約10年前、弊社が組織営業力強化ソリューションを行う会社へと転換したときのことです。自社パッケージである組織営業力強化システム「PROナビ」の開発当初、ある金融機関の役職の方より「開発費用を融資しましょうか?」と声をかけて頂いたことがありました。大変ありがたいお話しでしたが、「融資でPROナビを開発することは無理である」と考えていたため丁重にお断りをしました。その理由は、融資を得るためには当たり前に必要とされることが、新製品開発という本来の目的からは離れると考えたからです。

金融機関から融資を得るためには、先ず「開発する商品について、開発後の定量的な売上予想計画の提示」が求められ、次に「売上予想計画に基づいた進捗の定期的な報告」が求められます。

融資の対象となるのは開発途中の新製品です。どのようなビジネスプランや売上予想を作成しても、それは「市場が受け入れてくれるであろう」あるいは「注文してくれるであろう」という作り手側・売り手側の希望的な予想でしかありません。融資を受ける前提となると、本来の製品開発という目的から離れ、融資を得るための計画を立ててしまいます。また、定期的な進捗報告は、売上予想計画の原点自体が本来の目的から離れているため、進捗報告も本来の目的から離れたものとなるのは必然なのです。

当時の私はPROナビの開発に関して、裏付けのない希望的な数字は考えていましたが、正直なところ「(製品として)成功するまでやる」という気持ちが強く、それは市場から必要とされるものを作るといった定性的なものであり、どのようにいくら売れるかという定量的なものではなかったのです。それでは金融機関も融資が困難であったと思います。
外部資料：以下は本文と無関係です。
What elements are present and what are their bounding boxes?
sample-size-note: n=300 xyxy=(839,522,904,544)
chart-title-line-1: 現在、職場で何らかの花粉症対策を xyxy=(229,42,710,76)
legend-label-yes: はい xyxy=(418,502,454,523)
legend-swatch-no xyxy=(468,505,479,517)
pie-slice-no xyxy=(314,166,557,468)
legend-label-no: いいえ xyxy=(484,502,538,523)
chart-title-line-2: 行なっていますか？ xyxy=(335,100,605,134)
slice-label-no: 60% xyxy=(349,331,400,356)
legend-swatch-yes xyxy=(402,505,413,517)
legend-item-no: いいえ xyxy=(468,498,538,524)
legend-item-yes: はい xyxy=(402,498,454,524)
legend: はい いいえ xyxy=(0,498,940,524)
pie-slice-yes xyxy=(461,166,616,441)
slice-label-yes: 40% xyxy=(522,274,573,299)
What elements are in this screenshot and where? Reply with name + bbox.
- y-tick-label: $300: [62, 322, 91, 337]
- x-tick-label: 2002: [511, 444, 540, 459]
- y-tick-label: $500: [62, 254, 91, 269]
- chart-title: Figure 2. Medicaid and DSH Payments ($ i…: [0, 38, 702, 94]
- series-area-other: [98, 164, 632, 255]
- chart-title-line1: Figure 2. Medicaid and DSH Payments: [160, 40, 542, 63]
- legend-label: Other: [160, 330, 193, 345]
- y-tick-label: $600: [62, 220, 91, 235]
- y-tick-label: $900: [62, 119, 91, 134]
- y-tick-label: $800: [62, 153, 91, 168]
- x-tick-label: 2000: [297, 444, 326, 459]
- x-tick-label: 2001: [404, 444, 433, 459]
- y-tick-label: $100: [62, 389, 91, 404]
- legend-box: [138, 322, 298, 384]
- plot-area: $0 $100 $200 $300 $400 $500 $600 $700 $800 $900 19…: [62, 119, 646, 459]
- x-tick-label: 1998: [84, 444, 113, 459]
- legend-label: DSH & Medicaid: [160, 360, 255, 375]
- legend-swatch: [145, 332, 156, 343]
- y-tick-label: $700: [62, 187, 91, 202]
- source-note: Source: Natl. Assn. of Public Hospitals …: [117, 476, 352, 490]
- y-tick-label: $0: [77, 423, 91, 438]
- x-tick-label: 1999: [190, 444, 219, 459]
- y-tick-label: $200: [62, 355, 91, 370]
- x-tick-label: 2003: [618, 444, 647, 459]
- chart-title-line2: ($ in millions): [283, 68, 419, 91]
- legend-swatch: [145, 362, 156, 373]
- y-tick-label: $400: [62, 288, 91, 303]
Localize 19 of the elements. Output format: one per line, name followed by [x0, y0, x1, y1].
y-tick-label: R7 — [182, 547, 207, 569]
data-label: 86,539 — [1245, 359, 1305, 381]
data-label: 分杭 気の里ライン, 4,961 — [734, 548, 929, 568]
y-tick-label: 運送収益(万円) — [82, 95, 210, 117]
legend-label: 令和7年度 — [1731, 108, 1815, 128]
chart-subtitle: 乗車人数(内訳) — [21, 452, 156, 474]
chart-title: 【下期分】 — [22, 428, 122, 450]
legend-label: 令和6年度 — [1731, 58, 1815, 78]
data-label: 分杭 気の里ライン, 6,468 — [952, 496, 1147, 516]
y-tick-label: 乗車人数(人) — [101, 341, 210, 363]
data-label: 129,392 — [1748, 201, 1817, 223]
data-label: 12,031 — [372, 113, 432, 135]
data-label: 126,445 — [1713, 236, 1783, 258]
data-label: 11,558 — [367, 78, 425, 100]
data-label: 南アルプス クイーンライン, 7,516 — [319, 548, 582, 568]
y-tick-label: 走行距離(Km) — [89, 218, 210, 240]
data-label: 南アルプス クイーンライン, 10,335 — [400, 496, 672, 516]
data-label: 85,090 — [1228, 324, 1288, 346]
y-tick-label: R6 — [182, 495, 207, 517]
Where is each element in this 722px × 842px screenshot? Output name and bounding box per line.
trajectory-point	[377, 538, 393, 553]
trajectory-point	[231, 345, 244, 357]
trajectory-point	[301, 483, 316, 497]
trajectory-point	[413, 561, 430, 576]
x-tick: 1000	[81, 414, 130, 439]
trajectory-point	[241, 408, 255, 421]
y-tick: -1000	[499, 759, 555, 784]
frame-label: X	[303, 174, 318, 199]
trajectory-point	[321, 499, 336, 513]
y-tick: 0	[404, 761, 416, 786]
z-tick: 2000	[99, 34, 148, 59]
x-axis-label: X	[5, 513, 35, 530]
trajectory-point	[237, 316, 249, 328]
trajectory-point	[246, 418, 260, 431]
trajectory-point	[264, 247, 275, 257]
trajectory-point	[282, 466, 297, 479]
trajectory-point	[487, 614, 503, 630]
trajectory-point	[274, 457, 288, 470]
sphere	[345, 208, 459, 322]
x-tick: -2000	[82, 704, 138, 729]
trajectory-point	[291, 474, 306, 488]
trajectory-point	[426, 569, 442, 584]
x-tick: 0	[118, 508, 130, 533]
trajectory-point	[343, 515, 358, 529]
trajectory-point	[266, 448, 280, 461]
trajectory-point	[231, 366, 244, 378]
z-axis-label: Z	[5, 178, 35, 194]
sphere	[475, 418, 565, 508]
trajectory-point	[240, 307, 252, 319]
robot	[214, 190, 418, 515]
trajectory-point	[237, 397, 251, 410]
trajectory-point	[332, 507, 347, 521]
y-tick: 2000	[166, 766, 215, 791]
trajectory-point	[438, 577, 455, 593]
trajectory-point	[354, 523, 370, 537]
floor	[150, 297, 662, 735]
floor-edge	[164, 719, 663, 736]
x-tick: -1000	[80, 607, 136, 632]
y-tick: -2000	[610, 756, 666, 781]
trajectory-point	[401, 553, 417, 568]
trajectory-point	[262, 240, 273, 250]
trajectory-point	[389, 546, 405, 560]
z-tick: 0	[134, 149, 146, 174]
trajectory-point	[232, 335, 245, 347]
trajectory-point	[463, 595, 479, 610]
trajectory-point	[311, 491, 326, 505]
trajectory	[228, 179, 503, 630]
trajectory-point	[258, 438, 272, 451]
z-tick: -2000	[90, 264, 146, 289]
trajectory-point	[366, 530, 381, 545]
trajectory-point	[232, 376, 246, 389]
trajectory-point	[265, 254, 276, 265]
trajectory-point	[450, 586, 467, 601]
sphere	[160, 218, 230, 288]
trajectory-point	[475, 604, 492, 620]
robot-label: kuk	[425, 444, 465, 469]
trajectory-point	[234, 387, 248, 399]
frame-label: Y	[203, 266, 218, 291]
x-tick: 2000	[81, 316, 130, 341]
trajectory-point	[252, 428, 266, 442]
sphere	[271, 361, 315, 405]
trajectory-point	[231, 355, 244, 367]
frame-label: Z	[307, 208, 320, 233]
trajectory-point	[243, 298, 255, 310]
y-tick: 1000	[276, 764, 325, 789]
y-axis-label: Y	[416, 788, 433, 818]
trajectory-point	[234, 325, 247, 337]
さて、「成功するまでやる」というのは根性論ではありません。実際に商品ができてお客様へアプローチを行うと、その商品に対する反応が見えます。つまりは、市場に受け入れられるであろうという仮説を立てて作ったものに対して、実際に検証した結果が見えてくるのです。売り手・開発側の仮設と実際に検証した結果で、その差が小さければ受注につながり、差が大きければ受注には結びつきにくくなります。つまり、仮説と検証結果の差を改善・改良していくことが成功への道であり、「成功するまでやる」という意味です。

多くの企業においても、先に述べた融資の例と同じようになってはいないでしょうか?現場から新たな商品企画やビジネスモデル案があげられたとき、「これが完成したらいつまでにどれくらい販売できるか」ということを企画書に記載することを求めていませんか?
・企画の成功ではなく企画の稟議を通すための企画書が作成される
・企画が許可されないので、現場が企画の提案自体を躊躇する

変化著しいビジネス環境において、このような企業風土が構築されると、企業としての競争力が徐々に削がれてしまいます。新たなビジネスモデルの構築を阻害している要因は、本来の目的を見失うことにあるように思います。